Digital Pictures' Night Trap became a Senate hearing exhibit in 1993, with its live-action horror footage described on the congressional record in terms that made the campy, low-budget game sound far more dangerous than it was.
Night Trap was produced by Digital Pictures using a technology developed by Tom Zito that captured full-motion video on CD-ROM for playback in games. The game had originally been developed for the never-released NEMO/Control-Vision system — a VHS-based game platform — and was later ported to Sega CD. The game's horror content was mild by the standards of contemporary horror films: the Augers attempted to capture women using draining devices, and the player's goal was to trap the Augers before they could act. There was no graphic violence and no sexual content, though female characters wore pyjamas and nightgowns.
Senator Lieberman's presentation of Night Trap footage during the December 1993 hearings emphasised the surveillance mechanic — the player watching women through hidden cameras — and the presence of female characters in sleepwear. Descriptions read into the record portrayed the game as a voyeuristic product in which players watched and facilitated the torture of women. Sega's representatives, present at the hearing, were unable to rebut the characterisation effectively in real time, and the company agreed to withdraw the game from sale pending the outcomes of the hearings.
Subsequent analysis of the Night Trap controversy has generally concluded that the game was seriously misrepresented in the hearings.
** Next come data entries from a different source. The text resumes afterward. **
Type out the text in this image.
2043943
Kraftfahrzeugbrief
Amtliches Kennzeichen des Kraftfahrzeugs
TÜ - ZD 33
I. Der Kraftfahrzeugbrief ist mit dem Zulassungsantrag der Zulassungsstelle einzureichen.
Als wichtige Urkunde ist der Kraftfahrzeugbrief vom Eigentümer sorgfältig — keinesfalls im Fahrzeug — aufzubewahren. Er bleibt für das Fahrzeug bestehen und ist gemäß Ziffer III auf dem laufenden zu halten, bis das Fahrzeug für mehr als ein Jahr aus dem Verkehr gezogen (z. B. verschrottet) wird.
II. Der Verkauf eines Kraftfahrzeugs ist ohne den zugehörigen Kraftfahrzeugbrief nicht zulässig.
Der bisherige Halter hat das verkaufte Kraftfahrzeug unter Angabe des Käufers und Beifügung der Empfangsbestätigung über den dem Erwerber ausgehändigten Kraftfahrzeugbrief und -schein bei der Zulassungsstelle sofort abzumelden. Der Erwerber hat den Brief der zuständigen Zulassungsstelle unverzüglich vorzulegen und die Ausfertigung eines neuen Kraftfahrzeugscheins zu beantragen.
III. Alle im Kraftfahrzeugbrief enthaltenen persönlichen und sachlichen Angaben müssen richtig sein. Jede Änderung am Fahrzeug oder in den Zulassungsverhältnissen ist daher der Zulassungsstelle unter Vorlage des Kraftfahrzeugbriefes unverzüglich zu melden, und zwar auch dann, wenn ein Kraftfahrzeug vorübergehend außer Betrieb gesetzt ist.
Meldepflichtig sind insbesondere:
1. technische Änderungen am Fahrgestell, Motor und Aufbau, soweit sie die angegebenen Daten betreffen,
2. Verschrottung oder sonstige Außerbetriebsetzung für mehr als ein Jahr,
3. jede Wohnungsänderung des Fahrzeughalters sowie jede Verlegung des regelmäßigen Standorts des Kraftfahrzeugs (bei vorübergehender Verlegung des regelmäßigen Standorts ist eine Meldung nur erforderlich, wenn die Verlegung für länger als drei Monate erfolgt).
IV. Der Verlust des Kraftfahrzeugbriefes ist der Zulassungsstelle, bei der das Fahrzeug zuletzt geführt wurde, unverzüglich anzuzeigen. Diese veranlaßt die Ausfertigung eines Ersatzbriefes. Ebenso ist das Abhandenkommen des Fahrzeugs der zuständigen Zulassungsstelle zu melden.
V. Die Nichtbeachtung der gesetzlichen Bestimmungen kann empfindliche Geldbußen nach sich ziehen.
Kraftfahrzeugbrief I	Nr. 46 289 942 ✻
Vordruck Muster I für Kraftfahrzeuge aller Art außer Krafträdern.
Reviewers who played it found a campy, clearly theatrical product with production values closer to a made-for-TV horror film than to anything resembling the description offered in the Senate record. Dana Plato, the actress best known for her role in Diff'rent Strokes, gave interviews after the hearings expressing bewilderment at the controversy, noting that she had understood herself to be participating in a harmless entertainment product. Game journalists who covered the hearings at the time noted that the legislators appeared to be working from descriptions and still images rather than having played the games themselves.
The gap between the game's actual content and its congressional representation became a recurring example in gaming media of the way games could be weaponised for political purposes by people with no direct experience of the medium. The hearings were genuinely consequential — they resulted in the ESRB — but Night Trap's specific role in them was based on a reading of the game that most players did not share.
Night Trap was rereleased by Digital Pictures in 1994 and received an Adults Only (AO) rating from the newly formed ESRB, which was itself controversial: the game's content had not changed, but the AO rating was applied on the basis of its congressional association rather than a fresh content assessment. The rating effectively prevented mainstream retail distribution. The game has since been re-evaluated by gaming historians and preservation-minded collectors as a significant artifact of the FMV era, and it was successfully crowdfunded for a remastered release on modern platforms in 2017. Its notoriety has given it a longevity that its commercial performance would never otherwise have produced.
Night Trap was temporarily withdrawn from sale by Sega, later rereleased, and eventually received an AO (Adults Only) rating in a 1994 re-release; it is now widely regarded as a campy, harmless product that was weaponised for political purposes by legislators seeking evidence for pre-existing conclusions.